Le manuscrit 2000 de la Bibliothèque Sainte-Geneviève (XVe siècle), consacré au procès de Jacques d'Armagnac (1477), constitue une source manuscrite médiévale inestimable sur la politique judiciaire de Louis XI. La structure inédite de ce texte révélé dans son éclat originel, la qualité de l’information, la vivacité de la narration, sa destination royale en font un joyau de l’histoire judiciaire. Ce témoignage exceptionnel permet d’éclairer les incriminations, les relations ambiguës du pouvoir et de la justice, la pénétration longue mais sûre des règles juridiques de la procédure extraordinaire dans la sphère civile et dans la langue vernaculaire.

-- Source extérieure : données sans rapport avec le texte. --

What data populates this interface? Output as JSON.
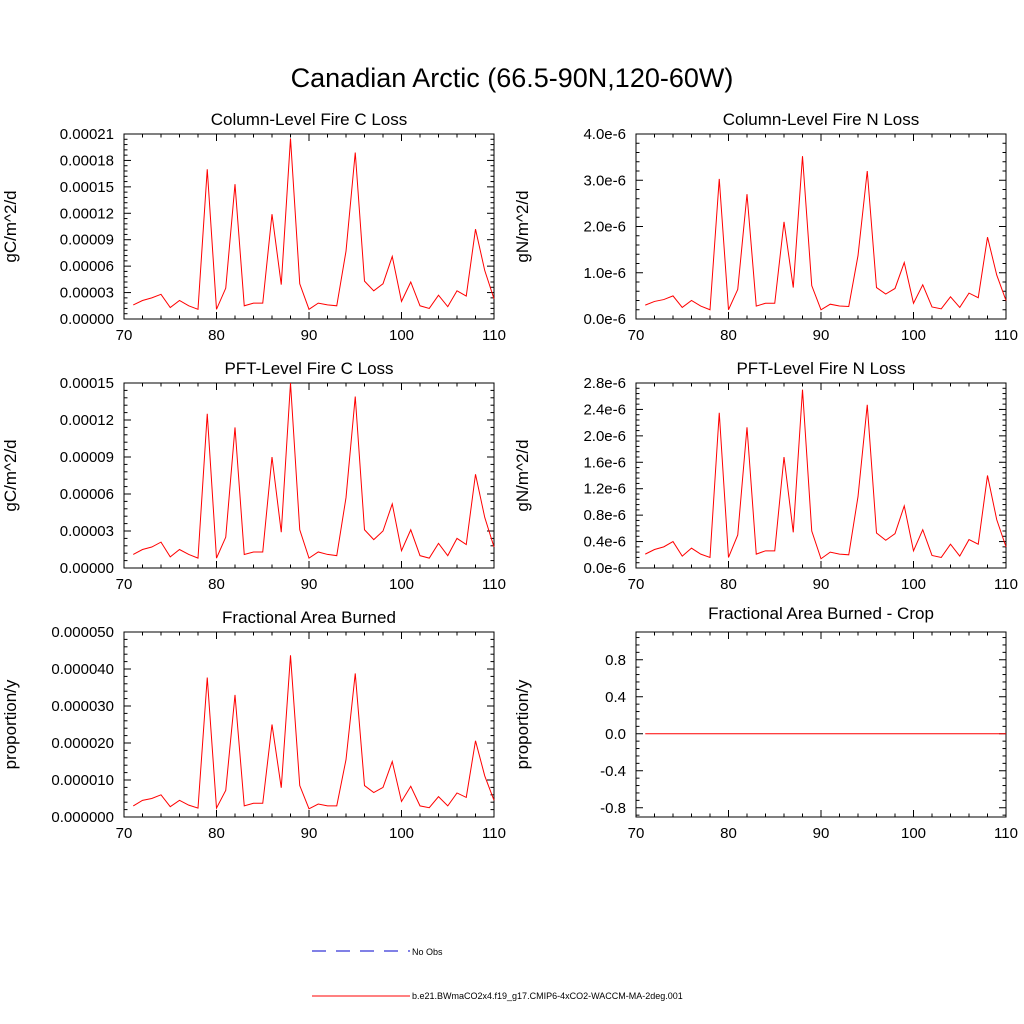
{
  "figure_title": "Canadian Arctic (66.5-90N,120-60W)",
  "colors": {
    "model_line": "#ff0000",
    "obs_line": "#0000cc",
    "axis": "#000000"
  },
  "legend": {
    "obs_label": "No Obs",
    "model_label": "b.e21.BWmaCO2x4.f19_g17.CMIP6-4xCO2-WACCM-MA-2deg.001"
  },
  "chart_data": [
    {
      "type": "line",
      "title": "Column-Level Fire C Loss",
      "ylabel": "gC/m^2/d",
      "xlim": [
        70,
        110
      ],
      "ylim": [
        0,
        0.00021
      ],
      "xticks": [
        70,
        80,
        90,
        100,
        110
      ],
      "xtick_labels": [
        "70",
        "80",
        "90",
        "100",
        "110"
      ],
      "yticks": [
        0,
        3e-05,
        6e-05,
        9e-05,
        0.00012,
        0.00015,
        0.00018,
        0.00021
      ],
      "ytick_labels": [
        "0.00000",
        "0.00003",
        "0.00006",
        "0.00009",
        "0.00012",
        "0.00015",
        "0.00018",
        "0.00021"
      ],
      "series": [
        {
          "name": "b.e21.BWmaCO2x4.f19_g17.CMIP6-4xCO2-WACCM-MA-2deg.001",
          "x": [
            71,
            72,
            73,
            74,
            75,
            76,
            77,
            78,
            79,
            80,
            81,
            82,
            83,
            84,
            85,
            86,
            87,
            88,
            89,
            90,
            91,
            92,
            93,
            94,
            95,
            96,
            97,
            98,
            99,
            100,
            101,
            102,
            103,
            104,
            105,
            106,
            107,
            108,
            109,
            110
          ],
          "values": [
            1.6e-05,
            2.1e-05,
            2.4e-05,
            2.8e-05,
            1.3e-05,
            2.1e-05,
            1.5e-05,
            1.1e-05,
            0.00017,
            1.1e-05,
            3.5e-05,
            0.000153,
            1.5e-05,
            1.8e-05,
            1.8e-05,
            0.000119,
            3.9e-05,
            0.000205,
            4e-05,
            1.1e-05,
            1.8e-05,
            1.6e-05,
            1.5e-05,
            7.7e-05,
            0.000189,
            4.3e-05,
            3.2e-05,
            4e-05,
            7.1e-05,
            2e-05,
            4.2e-05,
            1.5e-05,
            1.2e-05,
            2.7e-05,
            1.4e-05,
            3.2e-05,
            2.6e-05,
            0.000102,
            5.5e-05,
            2.3e-05
          ]
        }
      ]
    },
    {
      "type": "line",
      "title": "Column-Level Fire N Loss",
      "ylabel": "gN/m^2/d",
      "xlim": [
        70,
        110
      ],
      "ylim": [
        0,
        4e-06
      ],
      "xticks": [
        70,
        80,
        90,
        100,
        110
      ],
      "xtick_labels": [
        "70",
        "80",
        "90",
        "100",
        "110"
      ],
      "yticks": [
        0,
        1e-06,
        2e-06,
        3e-06,
        4e-06
      ],
      "ytick_labels": [
        "0.0e-6",
        "1.0e-6",
        "2.0e-6",
        "3.0e-6",
        "4.0e-6"
      ],
      "series": [
        {
          "name": "b.e21.BWmaCO2x4.f19_g17.CMIP6-4xCO2-WACCM-MA-2deg.001",
          "x": [
            71,
            72,
            73,
            74,
            75,
            76,
            77,
            78,
            79,
            80,
            81,
            82,
            83,
            84,
            85,
            86,
            87,
            88,
            89,
            90,
            91,
            92,
            93,
            94,
            95,
            96,
            97,
            98,
            99,
            100,
            101,
            102,
            103,
            104,
            105,
            106,
            107,
            108,
            109,
            110
          ],
          "values": [
            3e-07,
            3.8e-07,
            4.2e-07,
            5e-07,
            2.5e-07,
            4e-07,
            2.8e-07,
            2e-07,
            3.03e-06,
            2e-07,
            6.4e-07,
            2.7e-06,
            2.8e-07,
            3.4e-07,
            3.4e-07,
            2.1e-06,
            6.8e-07,
            3.52e-06,
            7.2e-07,
            2e-07,
            3.2e-07,
            2.8e-07,
            2.7e-07,
            1.37e-06,
            3.2e-06,
            6.8e-07,
            5.4e-07,
            6.6e-07,
            1.22e-06,
            3.4e-07,
            7.4e-07,
            2.6e-07,
            2.2e-07,
            4.8e-07,
            2.5e-07,
            5.6e-07,
            4.6e-07,
            1.77e-06,
            9.5e-07,
            4e-07
          ]
        }
      ]
    },
    {
      "type": "line",
      "title": "PFT-Level Fire C Loss",
      "ylabel": "gC/m^2/d",
      "xlim": [
        70,
        110
      ],
      "ylim": [
        0,
        0.00015
      ],
      "xticks": [
        70,
        80,
        90,
        100,
        110
      ],
      "xtick_labels": [
        "70",
        "80",
        "90",
        "100",
        "110"
      ],
      "yticks": [
        0,
        3e-05,
        6e-05,
        9e-05,
        0.00012,
        0.00015
      ],
      "ytick_labels": [
        "0.00000",
        "0.00003",
        "0.00006",
        "0.00009",
        "0.00012",
        "0.00015"
      ],
      "series": [
        {
          "name": "b.e21.BWmaCO2x4.f19_g17.CMIP6-4xCO2-WACCM-MA-2deg.001",
          "x": [
            71,
            72,
            73,
            74,
            75,
            76,
            77,
            78,
            79,
            80,
            81,
            82,
            83,
            84,
            85,
            86,
            87,
            88,
            89,
            90,
            91,
            92,
            93,
            94,
            95,
            96,
            97,
            98,
            99,
            100,
            101,
            102,
            103,
            104,
            105,
            106,
            107,
            108,
            109,
            110
          ],
          "values": [
            1.1e-05,
            1.5e-05,
            1.7e-05,
            2.1e-05,
            9e-06,
            1.5e-05,
            1.1e-05,
            8e-06,
            0.000125,
            8e-06,
            2.5e-05,
            0.000114,
            1.1e-05,
            1.3e-05,
            1.3e-05,
            9e-05,
            2.9e-05,
            0.00015,
            3.1e-05,
            8e-06,
            1.3e-05,
            1.1e-05,
            1e-05,
            5.7e-05,
            0.000139,
            3.1e-05,
            2.3e-05,
            3e-05,
            5.2e-05,
            1.4e-05,
            3.1e-05,
            1e-05,
            8e-06,
            2e-05,
            1e-05,
            2.4e-05,
            1.9e-05,
            7.6e-05,
            4.1e-05,
            1.7e-05
          ]
        }
      ]
    },
    {
      "type": "line",
      "title": "PFT-Level Fire N Loss",
      "ylabel": "gN/m^2/d",
      "xlim": [
        70,
        110
      ],
      "ylim": [
        0,
        2.8e-06
      ],
      "xticks": [
        70,
        80,
        90,
        100,
        110
      ],
      "xtick_labels": [
        "70",
        "80",
        "90",
        "100",
        "110"
      ],
      "yticks": [
        0,
        4e-07,
        8e-07,
        1.2e-06,
        1.6e-06,
        2e-06,
        2.4e-06,
        2.8e-06
      ],
      "ytick_labels": [
        "0.0e-6",
        "0.4e-6",
        "0.8e-6",
        "1.2e-6",
        "1.6e-6",
        "2.0e-6",
        "2.4e-6",
        "2.8e-6"
      ],
      "series": [
        {
          "name": "b.e21.BWmaCO2x4.f19_g17.CMIP6-4xCO2-WACCM-MA-2deg.001",
          "x": [
            71,
            72,
            73,
            74,
            75,
            76,
            77,
            78,
            79,
            80,
            81,
            82,
            83,
            84,
            85,
            86,
            87,
            88,
            89,
            90,
            91,
            92,
            93,
            94,
            95,
            96,
            97,
            98,
            99,
            100,
            101,
            102,
            103,
            104,
            105,
            106,
            107,
            108,
            109,
            110
          ],
          "values": [
            2.1e-07,
            2.8e-07,
            3.2e-07,
            4e-07,
            1.8e-07,
            3e-07,
            2.1e-07,
            1.6e-07,
            2.35e-06,
            1.6e-07,
            5e-07,
            2.13e-06,
            2.1e-07,
            2.6e-07,
            2.6e-07,
            1.68e-06,
            5.4e-07,
            2.7e-06,
            5.6e-07,
            1.4e-07,
            2.4e-07,
            2.1e-07,
            2e-07,
            1.08e-06,
            2.47e-06,
            5.3e-07,
            4.2e-07,
            5.2e-07,
            9.4e-07,
            2.6e-07,
            5.8e-07,
            1.9e-07,
            1.6e-07,
            3.6e-07,
            1.8e-07,
            4.3e-07,
            3.6e-07,
            1.4e-06,
            7.3e-07,
            3.2e-07
          ]
        }
      ]
    },
    {
      "type": "line",
      "title": "Fractional Area Burned",
      "ylabel": "proportion/y",
      "xlim": [
        70,
        110
      ],
      "ylim": [
        0,
        5e-05
      ],
      "xticks": [
        70,
        80,
        90,
        100,
        110
      ],
      "xtick_labels": [
        "70",
        "80",
        "90",
        "100",
        "110"
      ],
      "yticks": [
        0,
        1e-05,
        2e-05,
        3e-05,
        4e-05,
        5e-05
      ],
      "ytick_labels": [
        "0.000000",
        "0.000010",
        "0.000020",
        "0.000030",
        "0.000040",
        "0.000050"
      ],
      "series": [
        {
          "name": "b.e21.BWmaCO2x4.f19_g17.CMIP6-4xCO2-WACCM-MA-2deg.001",
          "x": [
            71,
            72,
            73,
            74,
            75,
            76,
            77,
            78,
            79,
            80,
            81,
            82,
            83,
            84,
            85,
            86,
            87,
            88,
            89,
            90,
            91,
            92,
            93,
            94,
            95,
            96,
            97,
            98,
            99,
            100,
            101,
            102,
            103,
            104,
            105,
            106,
            107,
            108,
            109,
            110
          ],
          "values": [
            3e-06,
            4.5e-06,
            5e-06,
            6e-06,
            2.8e-06,
            4.5e-06,
            3.2e-06,
            2.4e-06,
            3.77e-05,
            2.4e-06,
            7.2e-06,
            3.3e-05,
            3e-06,
            3.7e-06,
            3.7e-06,
            2.5e-05,
            7.9e-06,
            4.37e-05,
            8.5e-06,
            2.2e-06,
            3.5e-06,
            3e-06,
            3e-06,
            1.55e-05,
            3.88e-05,
            8.5e-06,
            6.6e-06,
            8e-06,
            1.5e-05,
            4.2e-06,
            8.3e-06,
            3e-06,
            2.5e-06,
            5.5e-06,
            3e-06,
            6.5e-06,
            5.3e-06,
            2.06e-05,
            1.11e-05,
            4.5e-06
          ]
        }
      ]
    },
    {
      "type": "line",
      "title": "Fractional Area Burned - Crop",
      "ylabel": "proportion/y",
      "xlim": [
        70,
        110
      ],
      "ylim": [
        -0.9,
        1.1
      ],
      "xticks": [
        70,
        80,
        90,
        100,
        110
      ],
      "xtick_labels": [
        "70",
        "80",
        "90",
        "100",
        "110"
      ],
      "yticks": [
        -0.8,
        -0.4,
        0,
        0.4,
        0.8
      ],
      "ytick_labels": [
        "-0.8",
        "-0.4",
        "0.0",
        "0.4",
        "0.8"
      ],
      "series": [
        {
          "name": "b.e21.BWmaCO2x4.f19_g17.CMIP6-4xCO2-WACCM-MA-2deg.001",
          "x": [
            71,
            110
          ],
          "values": [
            0,
            0
          ]
        }
      ]
    }
  ]
}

La première publication de ce document hors-norme intéresse d’abord les spécialistes de la procédure et du droit, mais elle aidera aussi à caractériser un règne qui mit en place, par nécessité, par opportunisme, par pragmatisme, des modes de fonctionnement nouveaux. À ce titre, elle devrait toucher un plus large lectorat.
   
Présentation par l'auteur
 
L’intérêt porté aux procès de Louis XI est né de nos travaux sur Commynes. Les recherches sur le mémorialiste nous ont mis en contact avec un pan de la politique judiciaire de Louis XI qui a longtemps été minoré. La raison principale en est l’absence d’éditions des procès contre les princes rebelles. Les seuls documents accessibles jusqu’à aujourd’hui étaient des copies des XVIIe et XVIIIe siècles, exploitées par des modernistes dans le cadre d’études sur le crime de lèse-majesté et les procédures d’exception. Ces copies sont inégales, fragmentaires, elles se limitent parfois à l’énoncé d’un arrêt, et il est difficile, voire impossible, de retrouver les originaux : les documents ont disparu, brûlés ou détruits dès la fin du XVe siècle. L’histoire de leur diffusion est encore un mystère... Mais par chance ont été conservées des sources manuscrites médiévales inestimables. Le manuscrit 2000 de la Bibliothèque Sainte-Geneviève, consacré au procès de Jacques d’Armagnac (1477), en est une. À la fin du XIXe siècle, Bernard de Mandrot le considérait déjà comme un texte hors-norme. Le format du volume, près de cinq cents feuillets, ce qui est inhabituel pour ce genre de sources, mais surtout la qualité de l’information et sa destination royale le recommandent comme une pièce remarquable. Il permet d’éclairer les incriminations, les relations ambiguës du pouvoir et de la justice, la pénétration longue mais sûre des règles juridiques de la procédure extraordinaire dans la sphère civile et dans la langue vernaculaire. Il donne de la matière aux interrogations des chercheurs sur la justice. Certes la publication ne résout pas toutes les questions, mais elle apporte des éléments de réponses précis. Seule la publication de l’ensemble des procès politiques et des procédures intermédiaires inachevées permettra d’avoir une vue plus entière des enjeux prosopographiques, sémiologiques et juridiques. L’édition du procès de Jacques d’Armagnac prend place dans le cadre de recherches menées par le labo 3L.AM (université du Maine), le Lamop (université Paris 1-CNRS) et l’ANR Juslittera sur la pratique et la construction du discours judiciaire à la fin du Moyen Âge. Elle aidera à compléter l’histoire d’un règne qui vit se mettre en place, par nécessité, par opportunisme et par pragmatisme, des règles de fonctionnement nouvelles.